The Opioid Prophet

Heller senior scientist Andrew Kolodny was one of the first physicians to sound the alarm on the nation’s deadliest drug crisis ever. Now he’s battling powerful interests to stem the opioid epidemic.

Andrew Kolodny
Mike Lovett
Andrew Kolodny

In 2003, as a new employee in New York City’s health department, having just completed a psychiatry residency at Mount Sinai, Andrew Kolodny was given a singular charge: Reduce the city’s drug-overdose deaths.

The size of the task felt overwhelming. “How can a psychiatrist in Lower Manhattan prevent somebody from doing too much heroin in the South Bronx?” Kolodny says. “It seemed sort of impossible.”

Still, he was game to try. Buprenorphine, a milder, safer alternative to methadone, then the standard opioid-addiction treatment, had recently come on the market. He started visiting medical clinics across the city to persuade physicians to use buprenorphine to treat heroin-addicted patients. “They’d look at me like I was crazy,” he says. “They said, ‘Why would we want to treat addicts? Why would we want them coming into our office?’”

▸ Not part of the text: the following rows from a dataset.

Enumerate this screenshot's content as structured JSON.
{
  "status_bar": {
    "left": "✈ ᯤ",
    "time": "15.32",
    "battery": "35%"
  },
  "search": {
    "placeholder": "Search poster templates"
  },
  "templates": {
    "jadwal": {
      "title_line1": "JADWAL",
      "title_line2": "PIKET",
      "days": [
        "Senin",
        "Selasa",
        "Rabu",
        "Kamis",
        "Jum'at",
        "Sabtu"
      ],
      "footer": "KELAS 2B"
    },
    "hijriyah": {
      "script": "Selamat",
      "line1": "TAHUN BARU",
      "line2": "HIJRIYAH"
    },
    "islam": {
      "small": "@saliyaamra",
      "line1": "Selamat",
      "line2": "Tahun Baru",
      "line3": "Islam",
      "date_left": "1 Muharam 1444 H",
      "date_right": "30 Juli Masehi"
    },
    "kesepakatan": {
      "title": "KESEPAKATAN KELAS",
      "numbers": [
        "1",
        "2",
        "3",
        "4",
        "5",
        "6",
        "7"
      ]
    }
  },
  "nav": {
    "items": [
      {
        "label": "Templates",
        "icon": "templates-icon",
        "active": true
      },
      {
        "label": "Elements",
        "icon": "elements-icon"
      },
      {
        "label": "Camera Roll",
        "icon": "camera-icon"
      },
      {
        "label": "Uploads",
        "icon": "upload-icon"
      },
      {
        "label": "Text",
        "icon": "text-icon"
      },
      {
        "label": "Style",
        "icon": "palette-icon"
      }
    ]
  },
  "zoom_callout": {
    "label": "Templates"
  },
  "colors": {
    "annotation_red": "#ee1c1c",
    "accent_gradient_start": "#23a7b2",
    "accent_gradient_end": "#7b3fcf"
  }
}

Kolodny decided to open his own clinical practice in Manhattan, assuming he’d be treating addicted men from poor, predominantly minority neighborhoods. But a funny thing happened. Patients came to see him from as far away as New Jersey and New York’s Westchester County and Staten Island. They were mostly white and middle-class. And they were addicted to prescription painkillers such as oxycodone (OxyContin) and hydrocodone (Vicodin), not heroin.

“That was my first clue we had a really serious problem with prescription opioids,” Kolodny says today, sitting in his office at the Heller School for Social Policy and Management, where he is a senior scientist.

One of the first doctors to recognize what has become the deadliest drug epidemic in American history, Kolodny is now arguably the country’s most outspoken expert on a crisis that continues to grow. Opioids — including prescription drugs, heroin and the synthetic drug fentanyl — claimed more than 49,000 lives in 2016, according to data from the Centers for Disease Control and Prevention (CDC), up from 28,647 in 2014.

Over the past decade, Kolodny has broken ranks with many physicians by insisting the epidemic is not one of drug abuse but of addiction, borne of the overprescription of extremely addictive painkillers to patients suffering from back and nerve problems, and other kinds of chronic pain. His stance has put him at odds with pharmaceutical companies that manufacture opioids (as well as some pain-patient advocacy groups that receive funding from them), which claim problems with opioids are limited to people who abuse them.

But as the sheer magnitude of the opioid crisis swamps the nation’s medical system, and devastates families and communities alike, Kolodny’s warnings are finally being heeded.

Opioids in every medicine chest

When Kolodny arrived at Brandeis in December 2016, the Heller School’s Institute for Behavioral Health (IBH) already had a national reputation for opioid policy research. IBH director Connie Horgan believed Kolodny would lend a clinical perspective that would give greater urgency to the institute’s research, and made him co-director — alongside senior scientist Peter Kreiner — of IBH’s newly created Opioid Policy Research Collaborative (OPRC), which studies responses to the crisis.

More than 100 people attended the OPRC’s official launch celebration in mid-November. The HBO documentary “Warning: This Drug May Kill You” was screened, followed by a panel discussion moderated by Cynthia McFadden of NBC News and remarks from U.S. Representative Katherine Clark, from Massachusetts’ 5th District. The panel also included Marylou Sudders, Mass­achusetts secretary of health and human services, and Dr. Myechia Minter-Jordan, president and CEO of the Dimock Center, a Boston community health and human-services organization.